Most business owners do not think about what would happen to their business if they became incapable of running it or making those important day-to-day decisions through physical or mental incapacity. The consequences for your business could be catastrophic. If orders need to be fulfilled or bills and wages paid, having someone that has the authority to deal with these matters is essential and a Business LPA would be very important.
Death of a shareholder is not something many of us want to think about but this can have a major impact on a business that hasn’t planned for such an event, especially if that shareholder is also a Director. Without a valid Will the deceased’s share would be subject to the Laws of Intestacy and the person who inherits may not be the person you intended.
Without the appropriate Business Succession strategies in place:
- Your spouse/partner and children may not inherit your share of a business.
- Business partners may not be able to buy out the deceased’s share.
- The surviving spouse or children may be obliged to take over the running of the business.
- The value of the business could depreciate owing to the inexperience of any beneﬁciary.
- The business may have to be sold and the proceeds become liable to Inheritance Tax.
Would you or your business partner be content to run your business with their surviving spouse or their beneﬁciaries?
This could have a major impact on the running of the business and the value of the business may now go down following the death of such a key person.
Many businesses are set up as a limited company. However, few of those businesses ever put in place a Shareholder Agreement. This agreement lays down a formal understanding, agreed by all.
By determining what happens in certain situations there is much less potential for disagreements between the shareholders that could damage the business, particularly if things start getting tough. The simple fact of establishing the rules which everyone has to comply with makes good business sense and having an agreement in place will help protect the relationships you valued when you decided to work together.
Would a surviving spouse or beneficiary even want to be involved with the running of the business?
Many spouses would probably not want to be burdened with the running of a business they may know very little about. For instance, if there are young children to care and provide for then the surviving spouse might prefer to be bought out. It has to be appreciated that what is best for the surviving family might not be what is best for the business, especially if they have no experience within the business.
Planning for this eventuality and having a well drafted Cross Option Agreement in place can ensure that both parties’ needs are met.

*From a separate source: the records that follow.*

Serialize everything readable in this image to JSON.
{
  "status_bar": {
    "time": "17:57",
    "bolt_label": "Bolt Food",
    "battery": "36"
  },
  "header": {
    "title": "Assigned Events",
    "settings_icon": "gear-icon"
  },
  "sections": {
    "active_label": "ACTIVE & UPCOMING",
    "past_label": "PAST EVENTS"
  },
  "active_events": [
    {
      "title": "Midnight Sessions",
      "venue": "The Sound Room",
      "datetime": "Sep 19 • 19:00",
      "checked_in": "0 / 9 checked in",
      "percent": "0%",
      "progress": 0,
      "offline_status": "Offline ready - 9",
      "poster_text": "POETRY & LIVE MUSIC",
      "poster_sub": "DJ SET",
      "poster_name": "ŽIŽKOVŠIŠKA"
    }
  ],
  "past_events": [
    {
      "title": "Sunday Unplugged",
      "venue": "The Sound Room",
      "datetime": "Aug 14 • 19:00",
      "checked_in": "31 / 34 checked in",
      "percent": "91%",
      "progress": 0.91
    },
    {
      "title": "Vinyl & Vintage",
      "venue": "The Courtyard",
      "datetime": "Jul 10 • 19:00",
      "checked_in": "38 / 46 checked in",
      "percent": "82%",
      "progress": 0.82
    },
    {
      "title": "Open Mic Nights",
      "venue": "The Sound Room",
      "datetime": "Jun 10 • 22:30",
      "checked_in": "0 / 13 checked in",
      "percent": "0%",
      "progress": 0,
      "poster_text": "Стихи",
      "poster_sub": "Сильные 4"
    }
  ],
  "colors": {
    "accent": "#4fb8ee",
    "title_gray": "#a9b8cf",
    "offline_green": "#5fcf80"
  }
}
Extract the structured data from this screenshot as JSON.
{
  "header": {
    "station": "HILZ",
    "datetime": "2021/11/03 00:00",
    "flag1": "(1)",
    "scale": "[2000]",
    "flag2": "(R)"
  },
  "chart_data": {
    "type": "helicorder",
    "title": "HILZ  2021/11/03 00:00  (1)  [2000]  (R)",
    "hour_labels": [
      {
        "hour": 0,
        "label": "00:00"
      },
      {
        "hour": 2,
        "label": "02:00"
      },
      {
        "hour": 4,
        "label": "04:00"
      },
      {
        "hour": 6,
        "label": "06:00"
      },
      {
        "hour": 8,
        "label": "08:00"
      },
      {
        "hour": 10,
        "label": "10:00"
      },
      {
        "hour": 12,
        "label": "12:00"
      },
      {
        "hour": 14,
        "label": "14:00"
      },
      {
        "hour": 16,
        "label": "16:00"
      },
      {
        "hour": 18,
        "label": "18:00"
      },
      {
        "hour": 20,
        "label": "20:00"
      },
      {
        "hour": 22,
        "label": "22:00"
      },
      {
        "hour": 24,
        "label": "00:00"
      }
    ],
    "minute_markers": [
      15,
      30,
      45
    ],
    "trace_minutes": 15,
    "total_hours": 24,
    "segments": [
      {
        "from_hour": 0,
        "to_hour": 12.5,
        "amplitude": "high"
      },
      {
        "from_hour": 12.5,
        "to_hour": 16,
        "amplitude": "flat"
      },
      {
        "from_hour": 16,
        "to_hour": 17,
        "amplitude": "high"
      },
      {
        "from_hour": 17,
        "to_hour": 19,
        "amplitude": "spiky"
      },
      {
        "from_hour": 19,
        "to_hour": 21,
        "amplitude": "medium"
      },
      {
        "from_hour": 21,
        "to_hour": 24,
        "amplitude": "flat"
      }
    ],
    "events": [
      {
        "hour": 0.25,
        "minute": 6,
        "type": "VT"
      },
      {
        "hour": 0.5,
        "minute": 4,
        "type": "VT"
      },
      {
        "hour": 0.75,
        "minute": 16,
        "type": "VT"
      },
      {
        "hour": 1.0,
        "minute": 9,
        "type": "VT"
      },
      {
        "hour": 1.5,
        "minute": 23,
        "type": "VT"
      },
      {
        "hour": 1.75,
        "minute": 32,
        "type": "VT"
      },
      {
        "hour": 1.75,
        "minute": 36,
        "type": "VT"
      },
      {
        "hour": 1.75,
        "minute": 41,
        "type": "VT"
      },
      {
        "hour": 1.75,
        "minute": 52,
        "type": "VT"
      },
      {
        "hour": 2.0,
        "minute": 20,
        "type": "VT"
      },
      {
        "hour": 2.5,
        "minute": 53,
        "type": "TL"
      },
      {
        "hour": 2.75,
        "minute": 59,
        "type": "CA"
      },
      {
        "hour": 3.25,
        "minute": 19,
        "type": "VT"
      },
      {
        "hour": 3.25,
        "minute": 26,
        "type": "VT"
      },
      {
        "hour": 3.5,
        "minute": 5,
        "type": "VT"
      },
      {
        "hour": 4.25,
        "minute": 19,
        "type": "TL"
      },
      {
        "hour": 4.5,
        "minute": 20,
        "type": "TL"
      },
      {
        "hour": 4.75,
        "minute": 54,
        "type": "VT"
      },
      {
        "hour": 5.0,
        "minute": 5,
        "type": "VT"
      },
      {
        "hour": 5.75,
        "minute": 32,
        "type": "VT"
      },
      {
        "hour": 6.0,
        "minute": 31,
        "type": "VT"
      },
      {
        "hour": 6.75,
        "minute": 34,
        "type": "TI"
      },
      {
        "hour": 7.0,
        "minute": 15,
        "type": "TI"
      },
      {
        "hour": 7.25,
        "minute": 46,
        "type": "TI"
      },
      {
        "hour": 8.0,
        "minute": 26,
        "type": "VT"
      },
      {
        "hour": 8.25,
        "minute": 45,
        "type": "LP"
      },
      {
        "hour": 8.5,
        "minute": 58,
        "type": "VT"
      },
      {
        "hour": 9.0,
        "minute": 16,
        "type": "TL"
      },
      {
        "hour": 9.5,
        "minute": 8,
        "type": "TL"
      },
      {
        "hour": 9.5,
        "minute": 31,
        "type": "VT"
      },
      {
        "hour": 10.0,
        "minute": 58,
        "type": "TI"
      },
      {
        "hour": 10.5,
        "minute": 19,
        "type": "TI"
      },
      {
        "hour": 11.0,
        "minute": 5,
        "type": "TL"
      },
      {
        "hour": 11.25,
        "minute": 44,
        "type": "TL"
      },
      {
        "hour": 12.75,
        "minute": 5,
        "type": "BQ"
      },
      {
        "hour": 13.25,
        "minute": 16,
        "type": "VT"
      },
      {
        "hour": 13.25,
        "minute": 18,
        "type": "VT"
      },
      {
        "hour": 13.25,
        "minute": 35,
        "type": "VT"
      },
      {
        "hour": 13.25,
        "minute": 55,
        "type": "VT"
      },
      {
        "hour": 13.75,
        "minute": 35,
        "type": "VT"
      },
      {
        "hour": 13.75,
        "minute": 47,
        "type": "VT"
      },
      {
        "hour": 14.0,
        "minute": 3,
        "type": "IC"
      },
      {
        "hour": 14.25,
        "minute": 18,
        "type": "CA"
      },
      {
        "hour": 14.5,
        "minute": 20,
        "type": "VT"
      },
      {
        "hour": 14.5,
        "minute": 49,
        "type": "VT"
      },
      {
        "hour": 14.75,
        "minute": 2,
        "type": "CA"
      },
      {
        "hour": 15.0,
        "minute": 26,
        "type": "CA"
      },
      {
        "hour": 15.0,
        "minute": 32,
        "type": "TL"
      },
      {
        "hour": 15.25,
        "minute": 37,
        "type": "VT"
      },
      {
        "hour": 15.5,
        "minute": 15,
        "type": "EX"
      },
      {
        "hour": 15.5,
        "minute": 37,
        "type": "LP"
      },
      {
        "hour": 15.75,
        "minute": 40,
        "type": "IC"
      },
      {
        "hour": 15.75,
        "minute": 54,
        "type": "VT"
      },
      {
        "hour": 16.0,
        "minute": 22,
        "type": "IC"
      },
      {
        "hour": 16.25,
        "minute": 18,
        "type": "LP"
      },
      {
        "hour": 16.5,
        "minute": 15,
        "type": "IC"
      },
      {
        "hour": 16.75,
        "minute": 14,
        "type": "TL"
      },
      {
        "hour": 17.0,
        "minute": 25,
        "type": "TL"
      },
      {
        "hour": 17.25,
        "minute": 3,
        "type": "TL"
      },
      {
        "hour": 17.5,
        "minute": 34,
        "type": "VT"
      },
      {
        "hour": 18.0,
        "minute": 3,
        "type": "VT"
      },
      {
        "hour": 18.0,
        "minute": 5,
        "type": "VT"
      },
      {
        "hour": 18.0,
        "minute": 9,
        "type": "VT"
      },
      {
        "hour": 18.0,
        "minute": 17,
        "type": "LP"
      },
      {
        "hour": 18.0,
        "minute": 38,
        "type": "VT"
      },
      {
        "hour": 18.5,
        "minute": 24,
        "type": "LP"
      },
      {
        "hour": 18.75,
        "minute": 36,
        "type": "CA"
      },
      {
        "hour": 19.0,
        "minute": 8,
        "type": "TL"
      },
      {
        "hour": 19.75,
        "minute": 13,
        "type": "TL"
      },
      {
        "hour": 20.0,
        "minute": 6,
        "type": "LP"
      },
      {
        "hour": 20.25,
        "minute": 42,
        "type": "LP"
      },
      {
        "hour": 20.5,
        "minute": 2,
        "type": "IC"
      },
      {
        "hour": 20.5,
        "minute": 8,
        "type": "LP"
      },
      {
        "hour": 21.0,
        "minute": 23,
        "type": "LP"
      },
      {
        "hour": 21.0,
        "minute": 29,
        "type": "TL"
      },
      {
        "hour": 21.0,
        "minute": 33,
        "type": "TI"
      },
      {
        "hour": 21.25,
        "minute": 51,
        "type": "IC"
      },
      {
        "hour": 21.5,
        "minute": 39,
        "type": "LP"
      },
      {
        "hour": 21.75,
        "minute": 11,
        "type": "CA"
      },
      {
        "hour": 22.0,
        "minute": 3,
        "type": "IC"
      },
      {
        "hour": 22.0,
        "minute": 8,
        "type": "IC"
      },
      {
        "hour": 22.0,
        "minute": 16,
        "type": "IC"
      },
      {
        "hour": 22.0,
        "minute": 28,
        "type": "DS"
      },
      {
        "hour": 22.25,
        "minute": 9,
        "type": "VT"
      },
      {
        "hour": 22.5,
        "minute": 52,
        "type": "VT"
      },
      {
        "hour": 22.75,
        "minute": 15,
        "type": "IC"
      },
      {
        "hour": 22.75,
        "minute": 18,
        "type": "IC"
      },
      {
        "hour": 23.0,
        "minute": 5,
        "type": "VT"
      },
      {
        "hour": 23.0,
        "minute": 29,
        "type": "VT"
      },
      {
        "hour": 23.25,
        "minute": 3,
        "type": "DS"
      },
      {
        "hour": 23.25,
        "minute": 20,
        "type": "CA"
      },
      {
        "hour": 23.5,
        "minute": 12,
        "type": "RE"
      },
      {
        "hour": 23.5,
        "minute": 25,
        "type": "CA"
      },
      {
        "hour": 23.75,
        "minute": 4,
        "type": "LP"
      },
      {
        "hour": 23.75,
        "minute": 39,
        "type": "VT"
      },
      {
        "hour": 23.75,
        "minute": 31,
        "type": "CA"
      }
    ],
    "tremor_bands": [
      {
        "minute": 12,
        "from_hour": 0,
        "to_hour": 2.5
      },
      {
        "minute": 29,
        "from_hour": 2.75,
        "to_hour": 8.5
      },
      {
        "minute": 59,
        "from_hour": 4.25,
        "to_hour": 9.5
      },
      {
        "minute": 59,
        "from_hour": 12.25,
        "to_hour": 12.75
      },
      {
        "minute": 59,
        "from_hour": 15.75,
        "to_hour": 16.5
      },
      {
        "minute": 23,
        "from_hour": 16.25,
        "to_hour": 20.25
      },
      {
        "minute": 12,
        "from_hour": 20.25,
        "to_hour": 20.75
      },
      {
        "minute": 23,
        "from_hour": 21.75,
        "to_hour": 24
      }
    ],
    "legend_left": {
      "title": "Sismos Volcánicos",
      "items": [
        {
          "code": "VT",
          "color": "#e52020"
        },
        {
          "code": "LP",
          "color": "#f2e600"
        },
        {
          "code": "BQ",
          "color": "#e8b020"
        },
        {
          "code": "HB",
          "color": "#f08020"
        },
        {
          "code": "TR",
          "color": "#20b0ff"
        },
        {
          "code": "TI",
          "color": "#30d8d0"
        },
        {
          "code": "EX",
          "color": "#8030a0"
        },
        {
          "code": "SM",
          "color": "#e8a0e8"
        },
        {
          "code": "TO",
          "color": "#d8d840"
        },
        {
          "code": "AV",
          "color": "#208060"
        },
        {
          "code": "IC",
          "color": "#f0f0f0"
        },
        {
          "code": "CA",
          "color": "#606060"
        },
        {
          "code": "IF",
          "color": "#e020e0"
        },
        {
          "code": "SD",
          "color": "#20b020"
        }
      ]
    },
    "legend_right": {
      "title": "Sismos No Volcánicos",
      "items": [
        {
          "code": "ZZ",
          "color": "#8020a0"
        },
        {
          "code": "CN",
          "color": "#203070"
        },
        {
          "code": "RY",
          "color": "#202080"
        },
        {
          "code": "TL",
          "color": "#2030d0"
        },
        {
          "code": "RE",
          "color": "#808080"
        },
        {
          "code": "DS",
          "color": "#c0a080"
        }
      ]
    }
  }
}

The basis of a cross option agreement is straight forward. Each shareholder agrees that following his or her death, the fellow shareholders will have the option to buy the deceased’s shares (in some cases this could also include those of his or her spouse). If funding the sale/purchase of the shares is likely to be an issue, the shareholders entering into the Cross Option Agreement will take out a Term Assurance Policy. Any amount that becomes payable under the policy is held in Trust by the remaining Shareholders to pay for the deceased’s shares.
"We understand that for most people their business interests are inextricably linked to their personal and family lives and we would therefore always recommend that any business continuity should be considered alongside personal legacy planning".